Wednesday, 13 March 2013

The pouting, preaching crap that is Holby City

Just because broadcasters CAN aim endless crap docs’n’cops dramas at thick viewers, I really don’t think they should be allowed to.

I’m not usually a fan of State regulation of broadcasting, but there is simply too much TV of the stupid kind in the digital era – and most of it is a sinful waste of creative energy.

Broadcasters’ airtime should be heavily cut back by force of law – to give quality broadcasts a chance to stand out from the sea of mediocrity and worse.

Holby City, for instance, has been running since it started in1999, but it is rubbish and gets abysmal ratings.

Essentially, a hospital-based soap opera, it features a string of moody medics displaying dysfunctional attitudes to personal relationships, and emotional incontinence at every medical case that comes their way.

The casting is appalling. The characters don’t behave like medics and they don’t look like medics. Most of ‘em have the appearance of thin, blandly good-looking young models and drama school graduates who like to pout. Which is presumably what they are.

Rosie Marcel as consultant cardiothoracic surgeon Jac Naylor is the worst of the bunch. She tries to cover the whole emotional range between A and B but somehow her perma-pout just always gets in the way.

And the writing is crap. Some of the life-or-death dilemmas are so clumsily-written that the viewer needs a heart of stone not to laugh.

I suppose Holby City has been useful for the BBC – as yet another platform on which to push racial and sexual justice agendas. I have no problem with those values in ethical terms but I do deeply resent all the heavy-handed preaching the BBC gets up to in drama.

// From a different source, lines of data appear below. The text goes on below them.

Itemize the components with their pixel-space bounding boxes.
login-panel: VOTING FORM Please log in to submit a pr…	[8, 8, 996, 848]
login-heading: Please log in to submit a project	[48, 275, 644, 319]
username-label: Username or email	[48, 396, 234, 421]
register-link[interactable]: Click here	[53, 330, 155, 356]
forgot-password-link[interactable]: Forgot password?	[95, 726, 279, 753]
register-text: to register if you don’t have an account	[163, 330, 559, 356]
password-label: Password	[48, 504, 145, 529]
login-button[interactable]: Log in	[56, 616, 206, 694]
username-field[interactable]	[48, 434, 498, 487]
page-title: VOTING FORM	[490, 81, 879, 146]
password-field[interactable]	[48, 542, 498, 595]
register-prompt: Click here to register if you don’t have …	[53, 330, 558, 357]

Holby City has rightly been criticised for its lack of realism, not least by the British Medical Association which denounced the portrayal of organ donation, for instance. Also, an accident and emergency nurse at the 2008 Royal College of Nursing conference accused the programme of fostering unrealistic expectations of the NHS and fuelling compensation culture.

1 comment:

  1. Not realistic??? But I love being in hospital, where the nurses and consultants argue with each other over my bed about their relationships and families - it's what makes it interesting!